The assassins are the stealth class blessed with temporary invisibility, and debilitating melee attacks. Pathfinders are the rangers of Forge. Armed with bows, they can deal damage over time with their poison arrows, and can trap enemies with their different types of snares. Wardens are the tanks who can buff up and take an absolute beating before falling. Shamans are the class healers, granting healing spells and magical aid to teammates. And pyromancers are the mage class, able to deal massive damage from a great distance.
Kills, assists, healing spells, capturing flags, dominating control points, and more all grant experience points which can be spent on different abilities and stats.
When we got our hands on Forge to preview it, several game options were locked out, but we were nevertheless very impressed by what we got to play. So far, Forge is graphically impressive, especially for an independently developed game. It makes great use of Unreal Engine 3. It sports a wonderfully dark palette that isn’t afraid of using some real color and a reasonable motion-blur. The fantasy design of Forge’s characters and world is like little else on the market.
From what we’ve played, Forge is remarkably fluid in all regards. We experienced very little server lag, even while playing with people from all over the world. The animations are seamless. And the constant action means players are always in motion.

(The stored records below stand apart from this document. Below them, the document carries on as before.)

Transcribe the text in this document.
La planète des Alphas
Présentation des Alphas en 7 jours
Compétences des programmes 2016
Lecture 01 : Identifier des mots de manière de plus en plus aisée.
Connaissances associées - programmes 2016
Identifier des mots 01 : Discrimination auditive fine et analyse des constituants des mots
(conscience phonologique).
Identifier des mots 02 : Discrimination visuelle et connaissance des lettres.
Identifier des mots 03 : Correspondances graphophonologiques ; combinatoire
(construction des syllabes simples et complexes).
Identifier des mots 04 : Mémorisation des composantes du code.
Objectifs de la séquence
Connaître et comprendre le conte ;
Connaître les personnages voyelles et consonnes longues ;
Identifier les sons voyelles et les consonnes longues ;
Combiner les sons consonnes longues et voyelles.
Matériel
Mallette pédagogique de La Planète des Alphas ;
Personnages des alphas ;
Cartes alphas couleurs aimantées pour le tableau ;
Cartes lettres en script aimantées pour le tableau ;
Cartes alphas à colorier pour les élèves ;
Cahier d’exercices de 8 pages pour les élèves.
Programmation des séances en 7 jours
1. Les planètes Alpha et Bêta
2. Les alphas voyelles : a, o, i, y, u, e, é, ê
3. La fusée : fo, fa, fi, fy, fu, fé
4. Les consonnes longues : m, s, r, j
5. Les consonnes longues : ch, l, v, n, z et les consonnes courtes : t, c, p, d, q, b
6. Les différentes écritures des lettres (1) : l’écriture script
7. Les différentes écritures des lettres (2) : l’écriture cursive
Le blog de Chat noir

Gameplay-wise, Forge is like a hybrid of an online shooter and an MMO pvp arena. Powers are linked to rechargeable hotkeys, but perks and upgrades are earned through experience points. At launch, Forge is promising to be balanced fairly to both brand new players and gamers who have spent dozens of hours in-game, but the advantage to spending more time within Forge is the access to new abilities and a customizable loadout. And while Forge is easy to pick up and play, a good amount of time can be spent in Forge to learn the nuances of every characters’ powers.
While it is still too early to tell, Forge is turning out to be a remarkably promising title. It’s fast paced. It looks great. The maps are varied, well-detailed, and sizable for the number of players in each match. We loved the design and the abilities of each character, and it is interesting to note that almost everyone on staff who had a chance to play Forge had a different favorite of the archetypes.
We can’t wait to try out some of the game’s more advanced functions like the 10 vs. 10 capital siege maps, the usage of player companion animals, and of course, some of the different powers, but for that, we’ll have to wait for the full build when it releases on December 4th on Steam.